Regards Croisés, Gustavo Pérez / Mata Ortiz, ENSA Limoges
Regards Croisés, Gustavo Pérez / Mata Ortiz, ENSA Limoges

         Encore une chose: l’absence de contexte réceptif à la céramique dans nos pays ne signifie pas que le travail céramique ne peut exister. Certes, les céramistes évoluent au prix de nombreuses difficultés, mais lorsqu’ils y parviennent, c’est toujours dans un contexte, probablement plus ouvert, dans lequel s’intègre l’art céramique, je veux parler du contexte de l’art en général.

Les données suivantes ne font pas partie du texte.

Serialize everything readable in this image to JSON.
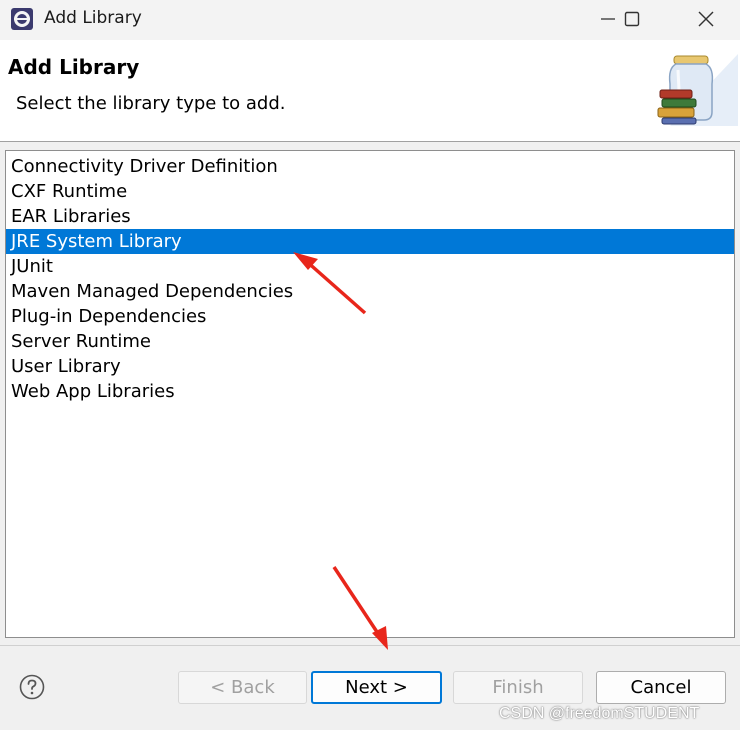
{
  "window": {
    "title": "Add Library",
    "icons": {
      "app": "eclipse-icon",
      "minimize": "minimize-icon",
      "maximize": "maximize-icon",
      "close": "close-icon"
    }
  },
  "header": {
    "title": "Add Library",
    "description": "Select the library type to add.",
    "image": "library-jar-books-icon"
  },
  "list": {
    "items": [
      "Connectivity Driver Definition",
      "CXF Runtime",
      "EAR Libraries",
      "JRE System Library",
      "JUnit",
      "Maven Managed Dependencies",
      "Plug-in Dependencies",
      "Server Runtime",
      "User Library",
      "Web App Libraries"
    ],
    "selected": "JRE System Library",
    "selection_color": "#0078d7"
  },
  "footer": {
    "help_icon": "help-icon",
    "buttons": {
      "back": "< Back",
      "next": "Next >",
      "finish": "Finish",
      "cancel": "Cancel"
    }
  },
  "annotations": {
    "arrow_color": "#e8261b"
  },
  "watermark": "CSDN @freedomSTUDENT"
}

Le céramiste d’un pays en développement côtoie souvent des écrivains, des peintres, des musiciens, etc., ce qui lui permet d’avoir des échanges très riches; or cet aspect semble souvent limité dans les pays où la présence de la céramique est plus circonscrite et reconnue, où elle jouit d’un espace spécifique mais où elle semble souvent isolée des autres disciplines artistiques.

        Quoi qu’il en soit, rappelons que la créativité peut exister n’importe où, que tout avantage s’accompagne forcément d’un certain nombre d’inconvénients, et que la situation étriquée dans laquelle vivent de nombreuses personnes dans le monde (la vaste majorité en réalité) ne signifie pas pour autant qu’elles sont privées de la possibilité de créer. Et que l’art qui doit exister finit toujours par exister. D’une façon ou d’une autre. C’est dans notre nature de mourir, de disparaître, alors ayons une pensée pour les auteurs anonymes des milliers de chefs d’œuvre du passé, et prenons conscience de notre futilité personnelle. Tout en sachant par ailleurs que les objets que nous fabriquons figurent parmi les rares objets qui pourraient perdurer à tout jamais. Car telle est la nature discrète et tenace de la céramique.